As a new grad optometrist, you can think your clinical knowledge may not be as strong, or you don't know much about practice management. But these new hires bring a fresh perspective to patient cases and practice management from their previous experiences. Asking a new optometrist's opinion shows your belief in their knowledge and skills. It may seem like a small moment during your day, but to the new optometrists, it shows you respect their perspective.
During these moments, you allow the new optometrist to invest in the practice emotionally, and, thus, in its patients. Many times you will gather great information, and find ways to help patients and grow your practice. The biggest takeaway is: when a new optometrist becomes emotionally invested within the practice, their likelihood of their leaving for another position decreases.
Establishing a practice can take a while. Finding new patients can be difficult, but it is equally challenging to find other great professionals to engage with. As a practice, you know ophthalmologists, primary care physicians, specialized optometrists, and other professionals in the community that you use for your referrals. Connecting your new hire with these professionals allows all parties to get to create new relationships and invest in one another.
Practitioners will see your new optometrist as a vital piece of your team and will show your new optometrist their unique role within your practice. Over time, these relationships will create great connections for patients and generate more referrals. Building these relationships shows your investment in a new optometrist within your practice and to the public as well.
Last but not least! During optometry school, we are continually encouraged to get involved in national and community organizations. Then as we step into the real world, it can seem hard to balance full-time practice and remain in organizations. Your opportunity to invest in your new optometrist can be inviting them to join a local or community organization as guide them through this balance as a mentor. Allowing them to invest in their community and profession will bring high praise to your practice and many times, new patients.

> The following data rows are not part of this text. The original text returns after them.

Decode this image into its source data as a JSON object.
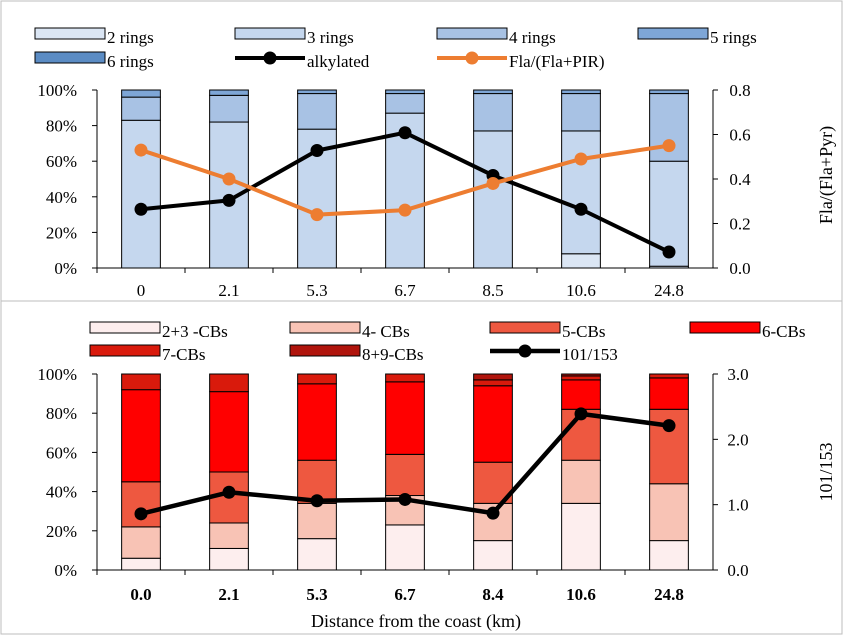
{
  "chart_data": [
    {
      "type": "bar",
      "stacked": true,
      "categories": [
        "0",
        "2.1",
        "5.3",
        "6.7",
        "8.5",
        "10.6",
        "24.8"
      ],
      "ylim": [
        0,
        100
      ],
      "y_ticks": [
        "0%",
        "20%",
        "40%",
        "60%",
        "80%",
        "100%"
      ],
      "y2_label": "Fla/(Fla+Pyr)",
      "y2lim": [
        0,
        0.8
      ],
      "y2_ticks": [
        "0.0",
        "0.2",
        "0.4",
        "0.6",
        "0.8"
      ],
      "grid": false,
      "legend_position": "top",
      "series": [
        {
          "name": "2 rings",
          "color": "#dbe6f4",
          "values": [
            0,
            0,
            0,
            0,
            0,
            8,
            1
          ]
        },
        {
          "name": "3 rings",
          "color": "#c5d7ee",
          "values": [
            83,
            82,
            78,
            87,
            77,
            69,
            59
          ]
        },
        {
          "name": "4 rings",
          "color": "#a8c2e4",
          "values": [
            13,
            15,
            20,
            11,
            21,
            21,
            38
          ]
        },
        {
          "name": "5 rings",
          "color": "#7ea6d6",
          "values": [
            4,
            3,
            2,
            2,
            2,
            2,
            2
          ]
        },
        {
          "name": "6 rings",
          "color": "#5b8cc4",
          "values": [
            0,
            0,
            0,
            0,
            0,
            0,
            0
          ]
        }
      ],
      "line_series": [
        {
          "name": "alkylated",
          "color": "#000000",
          "axis": "y",
          "values": [
            33,
            38,
            66,
            76,
            52,
            33,
            9
          ]
        },
        {
          "name": "Fla/(Fla+PIR)",
          "color": "#ed7d31",
          "axis": "y2",
          "values": [
            0.53,
            0.4,
            0.24,
            0.26,
            0.38,
            0.49,
            0.55
          ]
        }
      ]
    },
    {
      "type": "bar",
      "stacked": true,
      "categories": [
        "0.0",
        "2.1",
        "5.3",
        "6.7",
        "8.4",
        "10.6",
        "24.8"
      ],
      "xlabel": "Distance from the coast (km)",
      "ylim": [
        0,
        100
      ],
      "y_ticks": [
        "0%",
        "20%",
        "40%",
        "60%",
        "80%",
        "100%"
      ],
      "y2_label": "101/153",
      "y2lim": [
        0,
        3
      ],
      "y2_ticks": [
        "0.0",
        "1.0",
        "2.0",
        "3.0"
      ],
      "grid": false,
      "legend_position": "top",
      "series": [
        {
          "name": "2+3 -CBs",
          "color": "#fdeeee",
          "values": [
            6,
            11,
            16,
            23,
            15,
            34,
            15
          ]
        },
        {
          "name": "4- CBs",
          "color": "#f8c3b5",
          "values": [
            16,
            13,
            18,
            15,
            19,
            22,
            29
          ]
        },
        {
          "name": "5-CBs",
          "color": "#ee5840",
          "values": [
            23,
            26,
            22,
            21,
            21,
            26,
            38
          ]
        },
        {
          "name": "6-CBs",
          "color": "#ff0000",
          "values": [
            47,
            41,
            39,
            37,
            39,
            15,
            16
          ]
        },
        {
          "name": "7-CBs",
          "color": "#d91a0c",
          "values": [
            8,
            9,
            5,
            4,
            3,
            2,
            2
          ]
        },
        {
          "name": "8+9-CBs",
          "color": "#b0140c",
          "values": [
            0,
            0,
            0,
            0,
            3,
            1,
            0
          ]
        }
      ],
      "line_series": [
        {
          "name": "101/153",
          "color": "#000000",
          "axis": "y2",
          "values": [
            0.86,
            1.19,
            1.06,
            1.08,
            0.87,
            2.39,
            2.21
          ]
        }
      ]
    }
  ]
}
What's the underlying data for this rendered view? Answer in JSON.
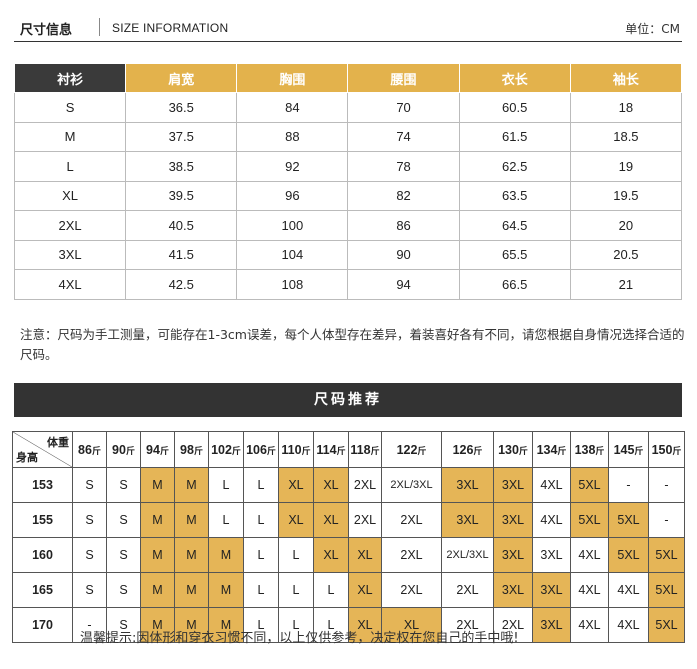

As your new optometrist grows into a leader within our profession, your practice will not only be known for excellent patient care but as a place of influence in optometry. When an optometrist feels supported in growing in their community, they will not see a need to find a different position. Instead, they will want to share how their practice invested in them and helped to make a difference in their community.
These ten tips scratch the surface of ways to find and retain a fantastic optometrist. Each practice is unique, and that creates unique ways to hire and keep talent. So, you may need to step outside of these 10 tips to find and retain a good optometrist. The big takeaways are: create a culture of honesty when hiring and take time to invest in your new hire. When you choose to place these principles into action, you do more than create an incredible employee with the dedication to the practice. You receive the opportunity to mentor and create an excellent optometrist.